Bisher wenig Stürze: Lob für Lukas Tulovic

Bis es soweit ist, übt sich Kiefer in Geduld. Denn er weiß: „Irgendwann kommt das von selbst. Meistens ist es so gewesen: Nach der Saison geht er dann in die neue und ist eine Sekunde schneller und keiner weiß warum. Das habe ich schon bei ganz vielen Fahrern gesehen. Ich hoffe, dass es früher so kommt, aber wenn nicht, warten wir auf die Winterpause.“

Wenn er auf die bisherige Zusammenarbeit mit Tulovic blickt, schätzt er vor allem eines. „Lukas ist sehr intelligent und die Sachen, die wir ihm erzählen, nimmt er auf und kann sie auch relativ gut umsetzen. Er ist jemand, der nicht auf Biegen und Brechen alles probiert, sondern eher abwartet. Deshalb hat er selten Stürze. Das ist eine Sache, die sehr positiv ist, nicht nur weil es aufs Budget geht“, erklärt Kiefer.
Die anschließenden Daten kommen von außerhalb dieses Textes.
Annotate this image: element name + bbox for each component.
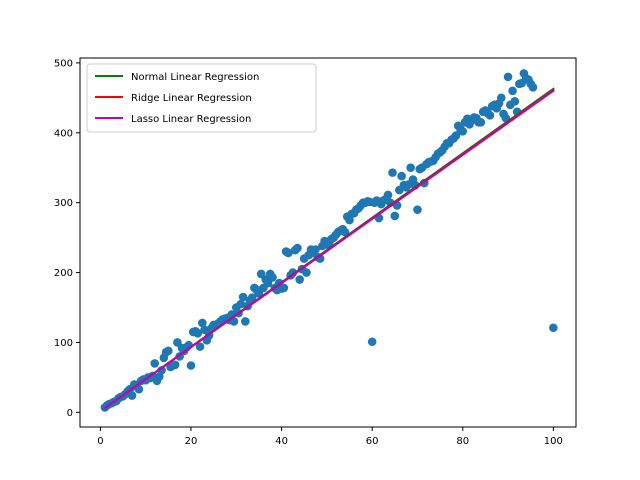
data-point <box>549 323 558 333</box>
data-point <box>293 243 302 253</box>
data-point <box>528 83 538 92</box>
data-point <box>198 318 207 328</box>
data-point <box>164 346 173 356</box>
data-point <box>241 317 250 326</box>
plot-frame <box>79 57 577 428</box>
data-point <box>496 93 506 103</box>
x-tick-label: 40 <box>275 436 288 447</box>
data-point <box>383 190 393 200</box>
data-point <box>193 329 203 338</box>
data-point <box>458 127 468 136</box>
y-tick-label: 500 <box>54 58 73 69</box>
legend: Normal Linear Regression Ridge Linear Re… <box>86 63 317 133</box>
x-tick-label: 0 <box>97 436 103 447</box>
x-tick-label: 60 <box>366 436 379 447</box>
legend-label-normal: Normal Linear Regression <box>131 72 259 83</box>
legend-label-ridge: Ridge Linear Regression <box>131 93 252 104</box>
data-point <box>311 245 320 254</box>
data-point <box>406 163 415 173</box>
data-point <box>302 268 311 277</box>
axis-ticks: 0 20 40 60 80 100 0 100 200 300 400 500 <box>54 58 563 447</box>
data-point <box>485 111 495 120</box>
data-point <box>236 299 246 309</box>
data-point <box>340 227 350 237</box>
data-point <box>367 337 377 347</box>
data-point <box>186 361 196 370</box>
regression-lines <box>103 87 555 410</box>
data-point <box>388 168 397 177</box>
data-point <box>279 283 289 293</box>
data-point <box>295 275 304 284</box>
x-tick-label: 80 <box>456 436 469 447</box>
data-point <box>134 384 144 394</box>
y-tick-label: 300 <box>54 198 73 209</box>
data-point <box>508 86 517 96</box>
data-point <box>390 211 400 221</box>
data-point <box>413 205 422 214</box>
data-point <box>510 97 520 106</box>
data-point <box>238 292 248 302</box>
data-point <box>127 391 137 400</box>
regression-line-3 <box>103 89 555 410</box>
y-tick-label: 400 <box>54 128 73 139</box>
data-point <box>503 72 513 82</box>
data-point <box>150 359 160 368</box>
data-point <box>247 293 257 303</box>
data-point <box>170 360 180 370</box>
y-tick-label: 200 <box>54 268 73 279</box>
y-tick-label: 0 <box>67 408 73 419</box>
data-point <box>451 131 461 140</box>
legend-label-lasso: Lasso Linear Regression <box>131 114 251 125</box>
data-point <box>195 342 205 351</box>
data-point <box>397 171 406 181</box>
y-tick-label: 100 <box>54 338 73 349</box>
data-point <box>476 117 486 127</box>
data-point <box>268 273 277 282</box>
x-tick-label: 100 <box>544 436 563 447</box>
x-tick-label: 20 <box>185 436 198 447</box>
data-point <box>284 248 293 258</box>
legend-box <box>86 63 317 133</box>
Dabei zieht er einen interessanten Vergleich zu Jake Dixon, ebenfalls Moto2-Rookie auf einer KTM: „Auch für ihn sind viele Strecken neu. Er ist in den ersten zwei Trainings eigentlich immer so gut eine Sekunde schneller. Aber meistens übertreibt er es und stürzt, während wir übers Wochenende stärker werden. Ohne Sturz und mit konstanteren, besseren Zeiten.“

Genau das zeichne Tulovic aus. „Dass er abwarten kann und nicht alles auf einmal braucht“, sagt Kiefer. „Das kann natürlich im Qualifying auch mal nach hinten losgehen, wo man denkt: Jetzt müsste er mal ein bisschen über sein Limit gehen. Aber das ist halt schwer zu händeln.“ Mit der Erfahrung der ersten Saisonhälfte hofft der Teamchef jedoch, dass sein Rookie sich auch in diesem Punkt noch steigert.